MD5_VERIFY

This is a Linux Program

PURPOSE   OPERATION   ITS ABOUT TIME   OPTIONS   COMMAND LINES   RELATED PROGRAMS Processing Stats


Author: Dan Mares, dmares @ maresware . com (you will be asked for e-mail address confirmation) or dan.mares @ norcrossgroup . com
Portions Copyright © 2007-2021 by Mares and Company, LLC
Phone: (678-427-3275

PURPOSE

The MD5_VERIFY program is a linux version of the Maresware sha_verify program. This program is a stripped down version of the sha_verify and performs only one of the operations (merge option) that sha_verify performs. This operation is equivalent to the sha_verify -m merge option, which in effect calculates final md5 value of all the files in a sequenced set of filenames. (file.000, file.001, file.002 etc).

MD5_VERIFY is designed to calculate the MD5 hash or 160 bit SHA1 total of the "combined" group of files with the same base name. The base name MUST have a traditional dot (.XXX) extension. This group of files with the same base name is a set of output files usually created while using a dd type imaging program to create images of disk files.

Often, when using dd or a similar imageing program such as the Maresware ntimage a group or set of output files are created with sequential index numbers as their extensions. For instance, if the output file names were image. The extensions would be, .000, .001, .002, etc. until there were enough files created to encompass the entire physical disk that was imaged.

Why MD5_VERIFY?

Because the stage of the process that occurs between the dcfldd calculation of the md5 (in memory) and the actual write to the output file is not included in any md5 calculation. If a write error in some way corrupted the data being written to the output file, you wouldn't know.

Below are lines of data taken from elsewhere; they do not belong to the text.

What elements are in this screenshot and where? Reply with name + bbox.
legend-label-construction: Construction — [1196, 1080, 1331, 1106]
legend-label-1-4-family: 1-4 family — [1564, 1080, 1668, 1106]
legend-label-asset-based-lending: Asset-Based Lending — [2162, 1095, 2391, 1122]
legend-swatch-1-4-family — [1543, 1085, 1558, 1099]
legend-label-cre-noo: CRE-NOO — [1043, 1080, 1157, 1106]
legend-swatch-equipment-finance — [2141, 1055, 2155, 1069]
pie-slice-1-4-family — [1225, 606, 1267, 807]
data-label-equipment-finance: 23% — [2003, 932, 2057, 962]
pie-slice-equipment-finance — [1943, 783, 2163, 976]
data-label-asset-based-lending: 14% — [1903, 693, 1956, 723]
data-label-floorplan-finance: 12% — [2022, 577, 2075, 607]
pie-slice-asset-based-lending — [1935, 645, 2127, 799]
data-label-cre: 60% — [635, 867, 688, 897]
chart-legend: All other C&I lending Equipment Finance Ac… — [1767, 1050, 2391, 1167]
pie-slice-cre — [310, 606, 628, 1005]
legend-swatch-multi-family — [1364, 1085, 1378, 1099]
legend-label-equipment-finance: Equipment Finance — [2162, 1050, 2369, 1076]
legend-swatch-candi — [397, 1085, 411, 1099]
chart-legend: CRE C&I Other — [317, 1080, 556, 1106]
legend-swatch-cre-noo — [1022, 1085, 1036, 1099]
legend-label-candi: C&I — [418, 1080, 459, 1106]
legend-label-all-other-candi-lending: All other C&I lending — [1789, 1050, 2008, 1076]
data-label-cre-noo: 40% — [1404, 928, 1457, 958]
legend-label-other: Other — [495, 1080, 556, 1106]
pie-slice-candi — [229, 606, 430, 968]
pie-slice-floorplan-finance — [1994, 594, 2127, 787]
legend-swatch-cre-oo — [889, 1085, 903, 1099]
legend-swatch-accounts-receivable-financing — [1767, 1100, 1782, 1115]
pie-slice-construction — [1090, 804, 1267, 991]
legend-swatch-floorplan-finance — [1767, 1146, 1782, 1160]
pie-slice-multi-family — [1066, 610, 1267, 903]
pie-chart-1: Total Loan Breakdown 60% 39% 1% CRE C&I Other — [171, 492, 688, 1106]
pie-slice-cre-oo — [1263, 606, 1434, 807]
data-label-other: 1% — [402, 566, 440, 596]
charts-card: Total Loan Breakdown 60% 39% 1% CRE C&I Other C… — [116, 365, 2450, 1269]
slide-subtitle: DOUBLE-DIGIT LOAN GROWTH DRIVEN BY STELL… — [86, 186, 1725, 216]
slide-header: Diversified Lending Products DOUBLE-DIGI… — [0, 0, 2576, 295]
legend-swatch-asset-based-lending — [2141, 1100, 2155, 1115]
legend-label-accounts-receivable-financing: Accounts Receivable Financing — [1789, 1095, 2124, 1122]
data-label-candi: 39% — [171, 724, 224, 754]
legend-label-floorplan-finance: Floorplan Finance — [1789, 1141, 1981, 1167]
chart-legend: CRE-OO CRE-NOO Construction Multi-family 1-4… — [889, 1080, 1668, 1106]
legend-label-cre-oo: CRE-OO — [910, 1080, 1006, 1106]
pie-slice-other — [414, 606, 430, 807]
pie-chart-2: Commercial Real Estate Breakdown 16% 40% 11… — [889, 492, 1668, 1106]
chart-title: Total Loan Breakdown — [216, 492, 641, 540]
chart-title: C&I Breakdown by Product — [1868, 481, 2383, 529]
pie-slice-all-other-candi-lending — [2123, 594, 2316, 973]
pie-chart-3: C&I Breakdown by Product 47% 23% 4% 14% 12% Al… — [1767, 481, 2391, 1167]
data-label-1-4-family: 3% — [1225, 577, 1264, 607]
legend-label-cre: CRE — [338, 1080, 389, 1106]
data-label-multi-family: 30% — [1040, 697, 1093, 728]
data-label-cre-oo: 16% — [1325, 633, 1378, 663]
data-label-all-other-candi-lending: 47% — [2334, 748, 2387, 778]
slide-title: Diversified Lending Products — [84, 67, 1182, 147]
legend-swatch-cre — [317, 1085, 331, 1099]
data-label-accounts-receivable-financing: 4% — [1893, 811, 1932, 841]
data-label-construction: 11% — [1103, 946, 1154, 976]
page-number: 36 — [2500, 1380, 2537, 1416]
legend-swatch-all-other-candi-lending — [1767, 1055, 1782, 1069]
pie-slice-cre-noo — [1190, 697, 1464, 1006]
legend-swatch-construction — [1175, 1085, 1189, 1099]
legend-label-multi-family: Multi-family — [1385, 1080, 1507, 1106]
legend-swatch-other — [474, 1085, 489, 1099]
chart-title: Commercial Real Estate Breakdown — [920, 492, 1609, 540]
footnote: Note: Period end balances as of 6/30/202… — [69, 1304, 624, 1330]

I personally have had this occur. The only way to determine if there was a write error to the output files, is to perform an MD5 on the final set. The Linux program md5sum can do this, but MD5VERIFY produces a more usable output.

When you perform a dd of a physical disk, even if you use dcfldd (of which there is an enhanced version (check the help screen for the hashwindow, and logfile options) on the Mares and Company ftp site) you are calculating the md5 hash of the original disk on the fly. A simple process might be:

md5sum   /dev/hdX > someoutputfile
dcfldd   if=/dev/hdX hashwindow=2000M hashlogfile=logfile .... | split -b 2000m -a3 -d - output.

this will produce an md5 of the original disk (the md5sum line), and an md5 hash listing of the dcfldd program (hashlogfile) as it processes the data through memory. BUT how do you know that the output.xxx files all total to the correct hash? You could then take the output.xxx files and perform the following test:

cat output.* | md5sum

This would produce a single value abcdef111.... of the final md5. If it matches, you have a warm fuzzy feeling. What if it doesn't match? You have to go and perform the entire image again.

What if you had a way of knowing which file in the set was the one that contained the write error? If you did, then you could use dcfldd, dd, or ntimage to reimage just that part of the disk. In the least, you would know which one of the set had an error in it and make appropriate adjustments.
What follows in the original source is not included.